Bellend Sebastian Posted 16 April 2008 Author Posted 16 April 2008 I imagine a crude bar chart might see me elevated to the status of a demi-god.But seriously, other than crime, where is the money these days? If you want a job in Leicester, SIPP and SSAS administration pays well relative to the talent required because it's a specialised area and not that many people actually do it. Before you get too excited, SIPPs and SSASs are types of pension schemes, and for some unknown reason Leicester has a concentration of companies doing this sort of work
AoWW Posted 16 April 2008 Posted 16 April 2008 Prostitution. But does that come under crime? Nah, only if you get caught. Other than that it's just damn hard work... apparently.
The People's Hero Posted 16 April 2008 Posted 16 April 2008 If you want a job in Leicester, SIPP and SSAS administration pays well relative to the talent required because it's a specialised area and not that many people actually do it. Before you get too excited, SIPPs and SSASs are types of pension schemes, and for some unknown reason Leicester has a concentration of companies doing this sort of work Is this because it's not particularly location sensitive and labour in Leicester is cheap?

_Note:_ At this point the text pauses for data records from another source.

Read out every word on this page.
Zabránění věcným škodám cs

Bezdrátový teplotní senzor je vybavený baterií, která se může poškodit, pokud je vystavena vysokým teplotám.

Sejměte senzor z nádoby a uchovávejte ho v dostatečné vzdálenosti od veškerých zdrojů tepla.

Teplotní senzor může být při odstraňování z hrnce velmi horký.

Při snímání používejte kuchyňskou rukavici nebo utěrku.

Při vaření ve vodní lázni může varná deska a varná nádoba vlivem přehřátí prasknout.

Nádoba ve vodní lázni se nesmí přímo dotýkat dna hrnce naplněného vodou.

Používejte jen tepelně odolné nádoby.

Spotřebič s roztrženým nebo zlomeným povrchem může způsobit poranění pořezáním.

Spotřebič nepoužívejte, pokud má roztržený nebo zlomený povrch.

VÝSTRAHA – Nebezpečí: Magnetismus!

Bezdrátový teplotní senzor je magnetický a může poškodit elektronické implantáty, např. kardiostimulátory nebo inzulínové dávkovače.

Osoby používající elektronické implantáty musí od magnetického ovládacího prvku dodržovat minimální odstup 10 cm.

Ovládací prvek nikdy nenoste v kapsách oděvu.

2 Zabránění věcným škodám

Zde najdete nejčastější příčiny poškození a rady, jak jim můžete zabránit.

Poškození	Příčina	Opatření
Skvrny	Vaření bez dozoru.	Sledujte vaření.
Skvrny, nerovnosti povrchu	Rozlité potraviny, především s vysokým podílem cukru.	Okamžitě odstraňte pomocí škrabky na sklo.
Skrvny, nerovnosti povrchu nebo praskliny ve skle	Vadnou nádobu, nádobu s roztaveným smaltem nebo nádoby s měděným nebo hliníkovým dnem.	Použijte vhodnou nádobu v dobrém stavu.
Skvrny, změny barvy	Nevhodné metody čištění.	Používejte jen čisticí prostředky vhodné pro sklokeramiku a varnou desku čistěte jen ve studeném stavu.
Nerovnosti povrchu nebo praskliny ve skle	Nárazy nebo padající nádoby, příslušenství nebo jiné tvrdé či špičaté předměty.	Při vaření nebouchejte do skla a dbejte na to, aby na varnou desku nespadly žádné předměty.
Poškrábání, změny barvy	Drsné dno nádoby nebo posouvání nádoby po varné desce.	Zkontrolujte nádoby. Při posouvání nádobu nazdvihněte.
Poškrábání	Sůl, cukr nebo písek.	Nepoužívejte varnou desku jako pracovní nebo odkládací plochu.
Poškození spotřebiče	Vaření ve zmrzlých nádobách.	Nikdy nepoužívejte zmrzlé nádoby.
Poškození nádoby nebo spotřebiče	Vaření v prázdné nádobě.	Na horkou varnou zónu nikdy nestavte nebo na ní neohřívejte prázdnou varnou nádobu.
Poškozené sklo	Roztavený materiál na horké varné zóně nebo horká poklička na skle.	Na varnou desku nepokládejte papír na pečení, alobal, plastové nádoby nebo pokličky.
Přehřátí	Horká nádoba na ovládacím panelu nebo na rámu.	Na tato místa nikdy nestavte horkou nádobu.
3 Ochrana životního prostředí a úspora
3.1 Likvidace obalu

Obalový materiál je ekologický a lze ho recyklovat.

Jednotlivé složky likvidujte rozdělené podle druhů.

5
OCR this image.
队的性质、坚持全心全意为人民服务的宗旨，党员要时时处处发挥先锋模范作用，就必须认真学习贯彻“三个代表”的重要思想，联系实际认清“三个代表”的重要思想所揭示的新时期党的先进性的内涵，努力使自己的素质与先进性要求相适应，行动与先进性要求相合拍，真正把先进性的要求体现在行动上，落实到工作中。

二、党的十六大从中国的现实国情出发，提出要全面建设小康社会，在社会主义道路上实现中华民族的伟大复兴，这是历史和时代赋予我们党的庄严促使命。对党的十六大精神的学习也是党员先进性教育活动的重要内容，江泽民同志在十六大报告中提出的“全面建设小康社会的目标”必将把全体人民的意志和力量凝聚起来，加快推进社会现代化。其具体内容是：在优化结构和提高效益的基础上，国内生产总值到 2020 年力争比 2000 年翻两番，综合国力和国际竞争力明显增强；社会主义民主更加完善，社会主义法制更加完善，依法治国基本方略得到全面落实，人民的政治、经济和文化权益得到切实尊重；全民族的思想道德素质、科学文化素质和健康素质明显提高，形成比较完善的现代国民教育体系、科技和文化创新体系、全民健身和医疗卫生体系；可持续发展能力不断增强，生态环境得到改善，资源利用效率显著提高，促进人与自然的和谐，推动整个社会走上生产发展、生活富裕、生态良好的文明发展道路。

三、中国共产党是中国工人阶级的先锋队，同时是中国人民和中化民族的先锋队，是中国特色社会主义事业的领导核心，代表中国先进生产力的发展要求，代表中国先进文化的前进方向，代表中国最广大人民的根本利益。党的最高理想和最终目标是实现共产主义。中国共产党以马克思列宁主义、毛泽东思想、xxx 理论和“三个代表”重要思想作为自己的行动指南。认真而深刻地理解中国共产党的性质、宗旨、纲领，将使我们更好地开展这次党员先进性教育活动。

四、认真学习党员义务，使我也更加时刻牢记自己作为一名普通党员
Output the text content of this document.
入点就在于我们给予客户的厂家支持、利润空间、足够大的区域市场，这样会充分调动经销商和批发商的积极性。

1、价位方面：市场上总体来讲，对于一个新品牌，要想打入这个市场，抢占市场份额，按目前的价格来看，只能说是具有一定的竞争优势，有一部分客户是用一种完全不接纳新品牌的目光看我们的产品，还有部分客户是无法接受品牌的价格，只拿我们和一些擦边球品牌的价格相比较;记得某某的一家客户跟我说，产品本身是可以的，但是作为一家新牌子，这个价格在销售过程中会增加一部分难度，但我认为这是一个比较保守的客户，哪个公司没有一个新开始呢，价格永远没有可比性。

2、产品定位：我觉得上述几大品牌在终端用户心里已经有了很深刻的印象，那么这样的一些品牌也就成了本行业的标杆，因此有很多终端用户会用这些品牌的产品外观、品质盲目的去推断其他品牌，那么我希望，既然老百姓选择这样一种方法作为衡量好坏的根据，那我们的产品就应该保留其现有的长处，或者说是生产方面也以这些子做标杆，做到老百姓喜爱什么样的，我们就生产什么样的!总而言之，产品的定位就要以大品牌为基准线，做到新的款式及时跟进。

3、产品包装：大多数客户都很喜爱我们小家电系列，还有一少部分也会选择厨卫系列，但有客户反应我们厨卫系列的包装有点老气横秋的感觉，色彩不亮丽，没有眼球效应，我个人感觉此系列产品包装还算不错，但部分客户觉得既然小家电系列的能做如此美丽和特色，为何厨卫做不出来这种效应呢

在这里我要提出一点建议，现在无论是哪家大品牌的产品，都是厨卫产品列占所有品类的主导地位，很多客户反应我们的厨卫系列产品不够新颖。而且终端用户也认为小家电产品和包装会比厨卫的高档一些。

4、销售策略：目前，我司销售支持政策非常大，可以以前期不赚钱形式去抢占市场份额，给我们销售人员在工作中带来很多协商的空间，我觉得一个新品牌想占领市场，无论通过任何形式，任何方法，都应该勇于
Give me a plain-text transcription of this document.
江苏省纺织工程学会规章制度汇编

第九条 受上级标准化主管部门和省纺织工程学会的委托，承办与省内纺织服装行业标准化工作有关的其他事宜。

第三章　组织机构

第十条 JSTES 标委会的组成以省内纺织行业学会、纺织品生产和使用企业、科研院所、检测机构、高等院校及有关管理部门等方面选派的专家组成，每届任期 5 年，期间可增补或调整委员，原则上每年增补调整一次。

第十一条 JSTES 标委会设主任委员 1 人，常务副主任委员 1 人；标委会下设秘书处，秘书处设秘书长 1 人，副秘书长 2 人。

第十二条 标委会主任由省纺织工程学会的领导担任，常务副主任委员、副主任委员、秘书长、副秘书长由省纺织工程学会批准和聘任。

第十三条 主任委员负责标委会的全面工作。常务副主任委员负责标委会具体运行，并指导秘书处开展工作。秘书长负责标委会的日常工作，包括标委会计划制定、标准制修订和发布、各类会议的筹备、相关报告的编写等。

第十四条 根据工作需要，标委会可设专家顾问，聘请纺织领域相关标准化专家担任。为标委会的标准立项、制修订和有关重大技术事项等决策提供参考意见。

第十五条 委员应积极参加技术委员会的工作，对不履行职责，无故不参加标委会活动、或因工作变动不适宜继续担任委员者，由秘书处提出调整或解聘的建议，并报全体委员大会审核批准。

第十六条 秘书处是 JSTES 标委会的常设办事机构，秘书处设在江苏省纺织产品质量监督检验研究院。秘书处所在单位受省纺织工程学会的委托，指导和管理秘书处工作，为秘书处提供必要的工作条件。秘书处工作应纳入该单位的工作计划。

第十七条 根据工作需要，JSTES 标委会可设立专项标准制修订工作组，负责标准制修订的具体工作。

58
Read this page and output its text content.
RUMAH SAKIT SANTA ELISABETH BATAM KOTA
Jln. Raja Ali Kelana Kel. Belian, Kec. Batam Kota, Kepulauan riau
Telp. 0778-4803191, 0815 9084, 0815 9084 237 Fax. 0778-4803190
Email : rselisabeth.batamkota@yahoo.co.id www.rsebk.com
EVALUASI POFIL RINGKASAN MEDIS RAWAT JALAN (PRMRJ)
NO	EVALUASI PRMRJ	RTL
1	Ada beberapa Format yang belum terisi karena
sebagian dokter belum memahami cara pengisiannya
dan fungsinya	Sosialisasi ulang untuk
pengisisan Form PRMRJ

Master Fox Posted 16 April 2008 Posted 16 April 2008 Nah, only if you get caught. Other than that it's just damn hard work... apparently. Damn.
Trav Le Bleu Posted 16 April 2008 Posted 16 April 2008 Nah, only if you get caught. Other than that it's just damn hard work... apparently. Hmmmmmm
The People's Hero Posted 16 April 2008 Posted 16 April 2008 I'm in Maidstone anyway, so jobs in Leicester are no good to me. Although renting up there is fu cking cheap compared to down here.